Symmetric - aka secret codesSymmetric encryption has been here for years, they were just called secret codes, you don’t use the old secret codes because they are weak, today you use much stronger and longer secret codes because they are stronger. But modern symmetric security is pretty strong, the only problem is - how do you exchange those secret codes - via the internet
How to share secret codes via internet?So now the question is, how do you share secret codes via the internet? Without meeting in person with people? For that we have Diffie-Hellman key exchange. It’s actually pretty straight forward and involves picking two numbers, raising an arbitrary chosen number by power and then doing mod those original numbers. And both of you guys get the same number - the same symmetric key. I tell you the result I don’t tell you what number I have chosen to raise by power of one of the numbers we have chosen and thus we share some other numbers and not the numbers we use for symmetric encryption keys. And only me and you can deduce these symmetric keys. For more information see: https://en.wikipedia.org/wiki/Diffie%E2%80%93Hellman_key_exchange
Browser and keysWhen your browser connects to the internet it tells the server, hey I know how to do Diffie Hellman key exchange, I know how to do DSA symmetric encryption, basically, your browser, tells the server his set of known security cpaabilities, and they choose then which security protocol to use.

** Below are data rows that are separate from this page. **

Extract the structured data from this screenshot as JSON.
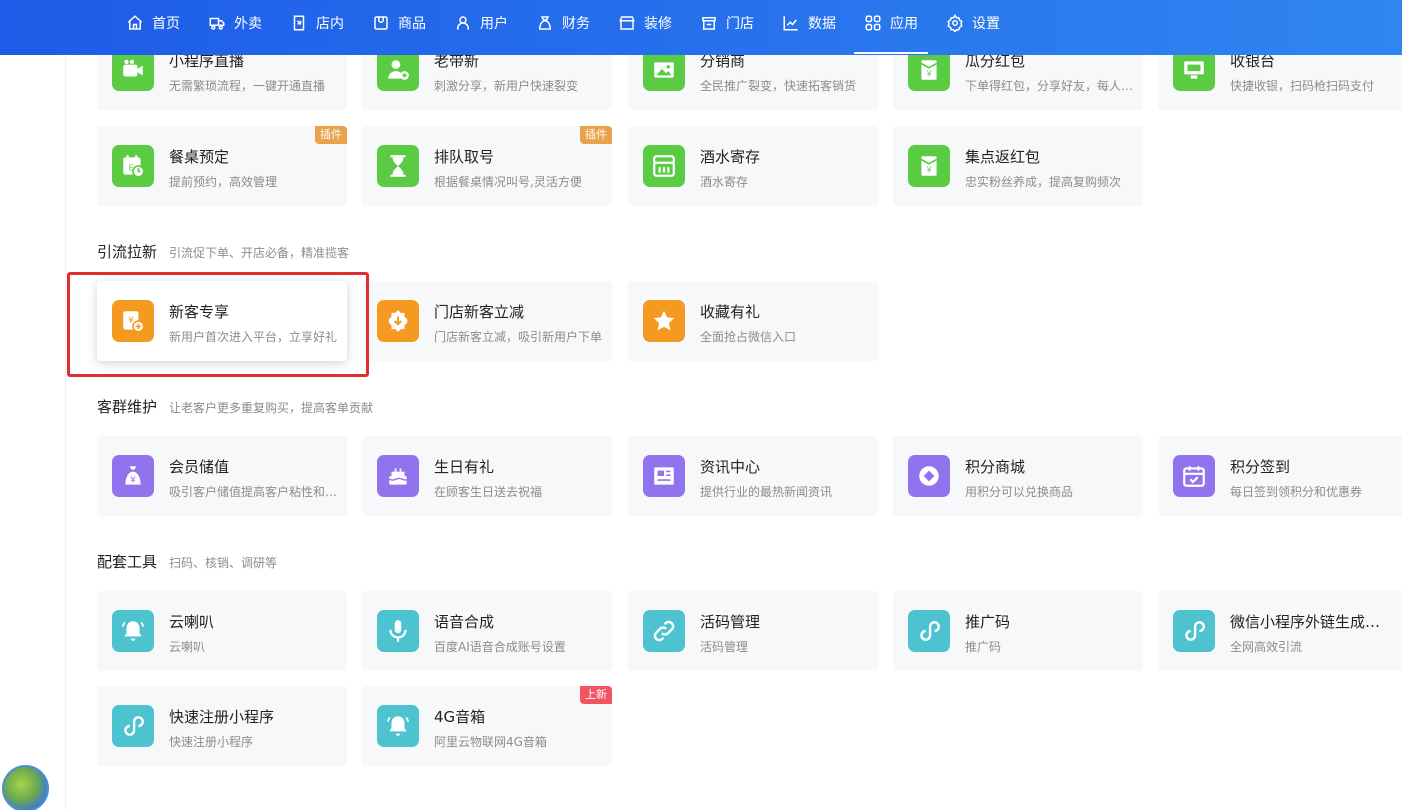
{
  "nav": [
    {
      "label": "首页",
      "icon": "home-icon"
    },
    {
      "label": "外卖",
      "icon": "delivery-icon"
    },
    {
      "label": "店内",
      "icon": "store-inside-icon"
    },
    {
      "label": "商品",
      "icon": "goods-icon"
    },
    {
      "label": "用户",
      "icon": "user-icon"
    },
    {
      "label": "财务",
      "icon": "finance-icon"
    },
    {
      "label": "装修",
      "icon": "decorate-icon"
    },
    {
      "label": "门店",
      "icon": "shop-icon"
    },
    {
      "label": "数据",
      "icon": "chart-icon"
    },
    {
      "label": "应用",
      "icon": "apps-icon"
    },
    {
      "label": "设置",
      "icon": "settings-icon"
    }
  ],
  "cards_top": [
    {
      "title": "小程序直播",
      "desc": "无需繁琐流程，一键开通直播"
    },
    {
      "title": "老带新",
      "desc": "刺激分享，新用户快速裂变"
    },
    {
      "title": "分销商",
      "desc": "全民推广裂变，快速拓客销货"
    },
    {
      "title": "瓜分红包",
      "desc": "下单得红包，分享好友，每人…"
    },
    {
      "title": "收银台",
      "desc": "快捷收银，扫码枪扫码支付"
    },
    {
      "title": "餐桌预定",
      "desc": "提前预约，高效管理",
      "badge": "插件"
    },
    {
      "title": "排队取号",
      "desc": "根据餐桌情况叫号,灵活方便",
      "badge": "插件"
    },
    {
      "title": "酒水寄存",
      "desc": "酒水寄存"
    },
    {
      "title": "集点返红包",
      "desc": "忠实粉丝养成，提高复购频次"
    }
  ],
  "sections": [
    {
      "title": "引流拉新",
      "sub": "引流促下单、开店必备，精准揽客",
      "cards": [
        {
          "title": "新客专享",
          "desc": "新用户首次进入平台，立享好礼"
        },
        {
          "title": "门店新客立减",
          "desc": "门店新客立减，吸引新用户下单"
        },
        {
          "title": "收藏有礼",
          "desc": "全面抢占微信入口"
        }
      ]
    },
    {
      "title": "客群维护",
      "sub": "让老客户更多重复购买，提高客单贡献",
      "cards": [
        {
          "title": "会员储值",
          "desc": "吸引客户储值提高客户粘性和…"
        },
        {
          "title": "生日有礼",
          "desc": "在顾客生日送去祝福"
        },
        {
          "title": "资讯中心",
          "desc": "提供行业的最热新闻资讯"
        },
        {
          "title": "积分商城",
          "desc": "用积分可以兑换商品"
        },
        {
          "title": "积分签到",
          "desc": "每日签到领积分和优惠券"
        }
      ]
    },
    {
      "title": "配套工具",
      "sub": "扫码、核销、调研等",
      "cards": [
        {
          "title": "云喇叭",
          "desc": "云喇叭"
        },
        {
          "title": "语音合成",
          "desc": "百度AI语音合成账号设置"
        },
        {
          "title": "活码管理",
          "desc": "活码管理"
        },
        {
          "title": "推广码",
          "desc": "推广码"
        },
        {
          "title": "微信小程序外链生成…",
          "desc": "全网高效引流"
        },
        {
          "title": "快速注册小程序",
          "desc": "快速注册小程序"
        },
        {
          "title": "4G音箱",
          "desc": "阿里云物联网4G音箱",
          "badge": "上新"
        }
      ]
    }
  ],
  "colors": {
    "nav_start": "#1e5be8",
    "nav_end": "#2f86f0",
    "green": "#5ccb44",
    "orange": "#f59a21",
    "purple": "#9173ed",
    "teal": "#4cc3cf",
    "highlight": "#e02d2d"
  }
}
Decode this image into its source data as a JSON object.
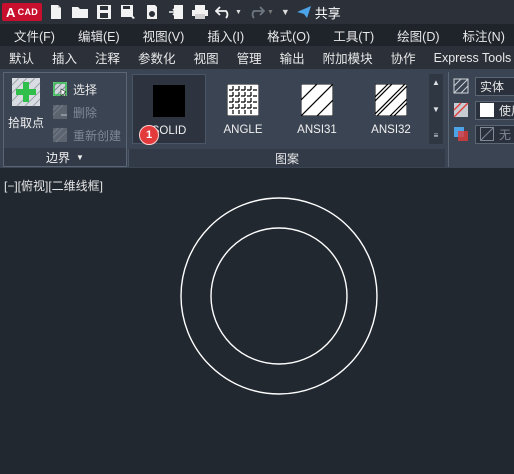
{
  "quick_access": {
    "logo_letter": "A",
    "logo_text": "CAD",
    "share_label": "共享",
    "icons": [
      "new-file-icon",
      "open-folder-icon",
      "save-icon",
      "save-as-icon",
      "publish-icon",
      "import-icon",
      "print-icon",
      "undo-icon",
      "redo-icon",
      "customize-dropdown-icon",
      "share-icon"
    ]
  },
  "menu": {
    "items": [
      "文件(F)",
      "编辑(E)",
      "视图(V)",
      "插入(I)",
      "格式(O)",
      "工具(T)",
      "绘图(D)",
      "标注(N)"
    ]
  },
  "ribbon_tabs": {
    "items": [
      "默认",
      "插入",
      "注释",
      "参数化",
      "视图",
      "管理",
      "输出",
      "附加模块",
      "协作",
      "Express Tools"
    ]
  },
  "boundary_panel": {
    "pick_points_label": "拾取点",
    "select_label": "选择",
    "remove_label": "删除",
    "recreate_label": "重新创建",
    "title": "边界"
  },
  "pattern_panel": {
    "title": "图案",
    "patterns": [
      {
        "name": "SOLID",
        "selected": true
      },
      {
        "name": "ANGLE",
        "selected": false
      },
      {
        "name": "ANSI31",
        "selected": false
      },
      {
        "name": "ANSI32",
        "selected": false
      }
    ],
    "badge": "1"
  },
  "properties_panel": {
    "hatch_type": "实体",
    "color_label": "使用",
    "transparency_label": "无"
  },
  "canvas": {
    "viewport_label": "[−][俯视][二维线框]"
  },
  "colors": {
    "background": "#212830",
    "ribbon": "#3b4453",
    "accent_red": "#c8102e",
    "badge_red": "#e33b3b",
    "circle_stroke": "#ffffff"
  }
}
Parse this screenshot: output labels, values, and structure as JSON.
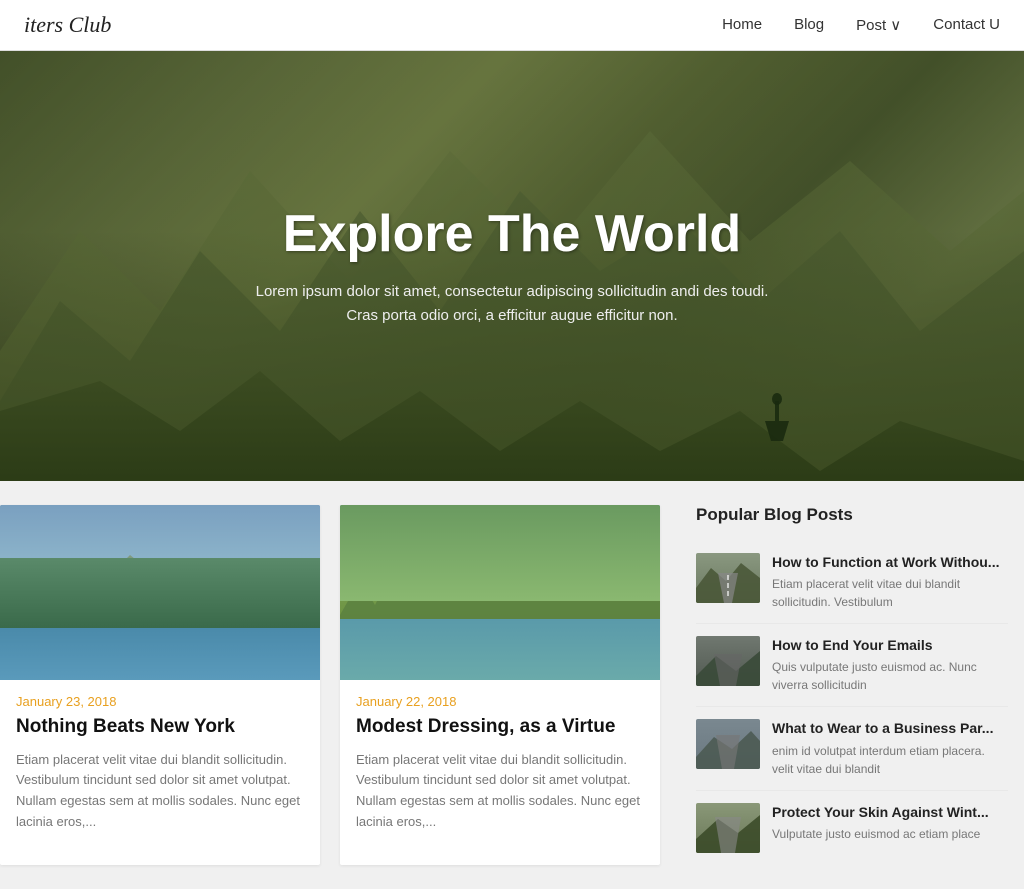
{
  "header": {
    "logo": "iters Club",
    "nav": [
      {
        "label": "Home",
        "href": "#"
      },
      {
        "label": "Blog",
        "href": "#"
      },
      {
        "label": "Post ∨",
        "href": "#"
      },
      {
        "label": "Contact U",
        "href": "#"
      }
    ]
  },
  "hero": {
    "title": "Explore The World",
    "subtitle_line1": "Lorem ipsum dolor sit amet, consectetur adipiscing sollicitudin andi des toudi.",
    "subtitle_line2": "Cras porta odio orci, a efficitur augue efficitur non."
  },
  "posts": [
    {
      "date": "January 23, 2018",
      "title": "Nothing Beats New York",
      "excerpt": "Etiam placerat velit vitae dui blandit sollicitudin. Vestibulum tincidunt sed dolor sit amet volutpat. Nullam egestas sem at mollis sodales. Nunc eget lacinia eros,..."
    },
    {
      "date": "January 22, 2018",
      "title": "Modest Dressing, as a Virtue",
      "excerpt": "Etiam placerat velit vitae dui blandit sollicitudin. Vestibulum tincidunt sed dolor sit amet volutpat. Nullam egestas sem at mollis sodales. Nunc eget lacinia eros,..."
    }
  ],
  "sidebar": {
    "title": "Popular Blog Posts",
    "posts": [
      {
        "title": "How to Function at Work Withou...",
        "excerpt": "Etiam placerat velit vitae dui blandit sollicitudin. Vestibulum"
      },
      {
        "title": "How to End Your Emails",
        "excerpt": "Quis vulputate justo euismod ac. Nunc viverra sollicitudin"
      },
      {
        "title": "What to Wear to a Business Par...",
        "excerpt": "enim id volutpat interdum etiam placera. velit vitae dui blandit"
      },
      {
        "title": "Protect Your Skin Against Wint...",
        "excerpt": "Vulputate justo euismod ac etiam place"
      }
    ]
  }
}
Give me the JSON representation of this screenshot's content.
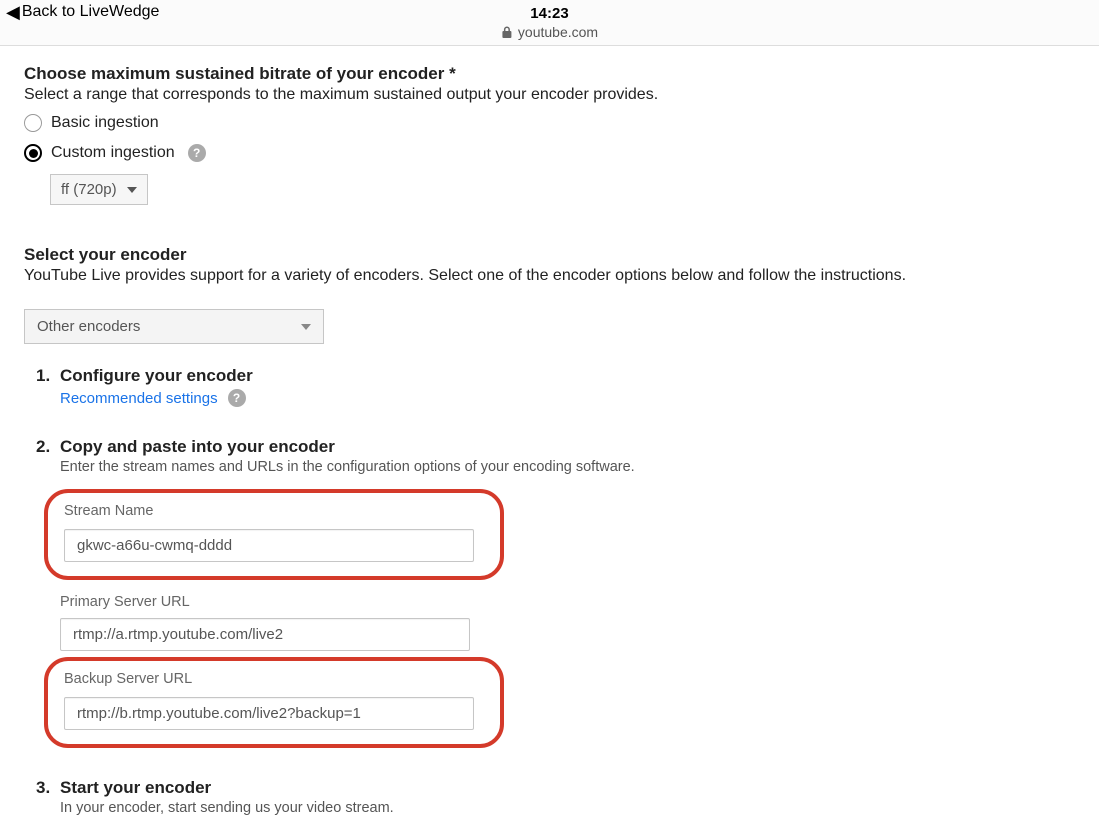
{
  "statusbar": {
    "back_label": "Back to LiveWedge",
    "time": "14:23",
    "url": "youtube.com"
  },
  "bitrate_section": {
    "title": "Choose maximum sustained bitrate of your encoder *",
    "subtitle": "Select a range that corresponds to the maximum sustained output your encoder provides.",
    "basic_label": "Basic ingestion",
    "custom_label": "Custom ingestion",
    "custom_value": "ff (720p)"
  },
  "encoder_section": {
    "title": "Select your encoder",
    "subtitle": "YouTube Live provides support for a variety of encoders. Select one of the encoder options below and follow the instructions.",
    "select_value": "Other encoders"
  },
  "steps": {
    "s1": {
      "title": "Configure your encoder",
      "link": "Recommended settings"
    },
    "s2": {
      "title": "Copy and paste into your encoder",
      "subtitle": "Enter the stream names and URLs in the configuration options of your encoding software.",
      "stream_name_label": "Stream Name",
      "stream_name_value": "gkwc-a66u-cwmq-dddd",
      "primary_label": "Primary Server URL",
      "primary_value": "rtmp://a.rtmp.youtube.com/live2",
      "backup_label": "Backup Server URL",
      "backup_value": "rtmp://b.rtmp.youtube.com/live2?backup=1"
    },
    "s3": {
      "title": "Start your encoder",
      "subtitle": "In your encoder, start sending us your video stream."
    }
  }
}
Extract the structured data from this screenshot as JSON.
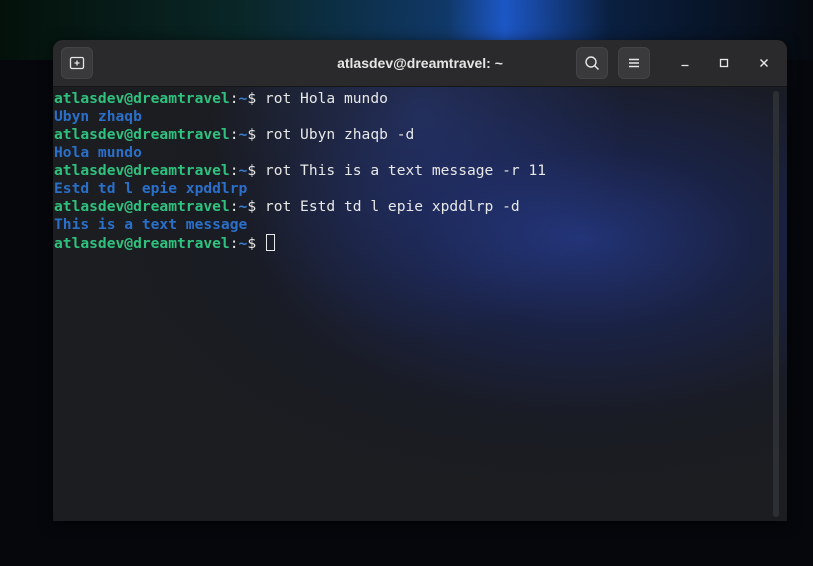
{
  "window": {
    "title": "atlasdev@dreamtravel: ~"
  },
  "titlebar": {
    "new_tab_icon": "new-tab-icon",
    "search_icon": "search-icon",
    "menu_icon": "hamburger-menu-icon",
    "minimize_icon": "minimize-icon",
    "maximize_icon": "maximize-icon",
    "close_icon": "close-icon"
  },
  "colors": {
    "prompt_user": "#2ec27e",
    "prompt_path": "#3a7fd6",
    "output": "#2a6fc9",
    "terminal_bg": "#1b1d20",
    "titlebar_bg": "#2a2a2c"
  },
  "terminal": {
    "prompt": {
      "user_host": "atlasdev@dreamtravel",
      "separator": ":",
      "path": "~",
      "symbol": "$ "
    },
    "lines": [
      {
        "type": "command",
        "text": "rot Hola mundo"
      },
      {
        "type": "output",
        "text": "Ubyn zhaqb"
      },
      {
        "type": "command",
        "text": "rot Ubyn zhaqb -d"
      },
      {
        "type": "output",
        "text": "Hola mundo"
      },
      {
        "type": "command",
        "text": "rot This is a text message -r 11"
      },
      {
        "type": "output",
        "text": "Estd td l epie xpddlrp"
      },
      {
        "type": "command",
        "text": "rot Estd td l epie xpddlrp -d"
      },
      {
        "type": "output",
        "text": "This is a text message"
      },
      {
        "type": "command",
        "text": ""
      }
    ]
  }
}
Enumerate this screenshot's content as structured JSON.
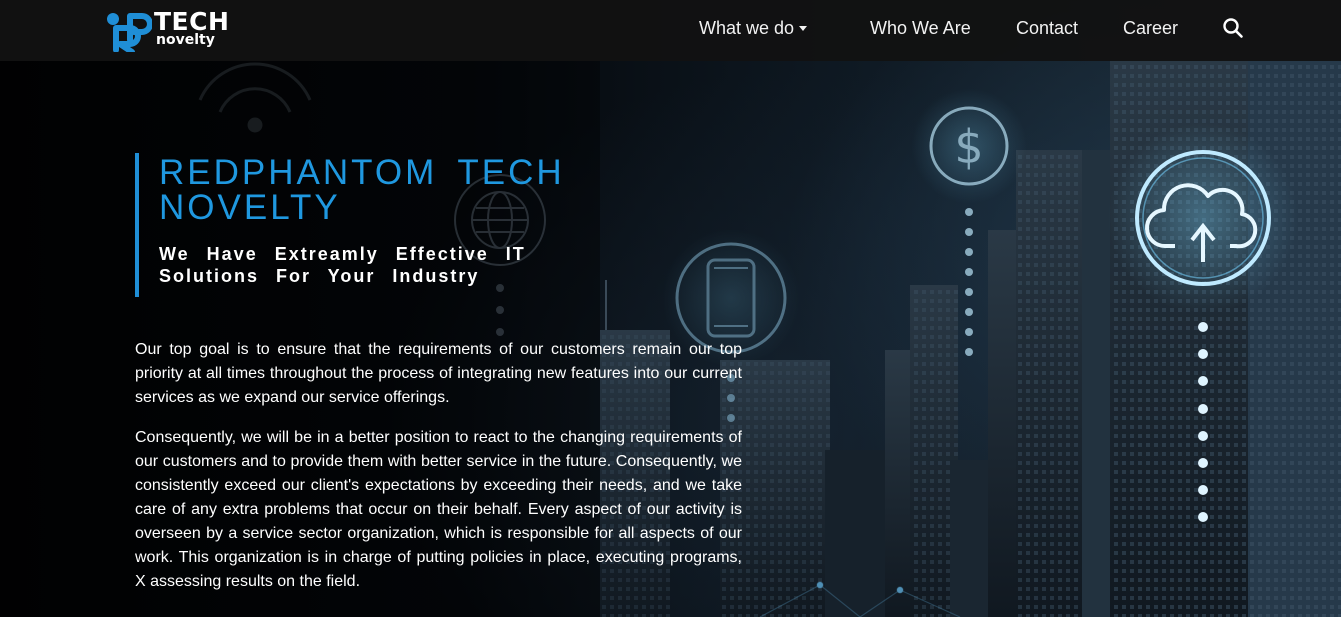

PKI (the problem with DIFFIE Hellman)Public Key Infrastructure
I can think you do the key exchange with me and you can think I do the key exchange with you while there is someone in middle key exchanging for both of us, he can eavesdrop and know exactly what we send each other.
This is what we use when we use actually HTTPS. You combine both TLS and PKI in order to have HTTPS. The problem with the previous Diffie Hellman is that how do you trust that the person who gave you the number is actually who he claims he is? The way to trust him is to move the trust problem one layer beyond into certificate owners who are hardwired to your browser, and they point to certificate owners who they trust, and so you should trust as well.
So with the certificate authority I don’t only send you some data I also sign it with the public key and I have a certificate from the certificate authority that this is my public key so you can trust I am who I say I am.
And this my friends is the basis of https.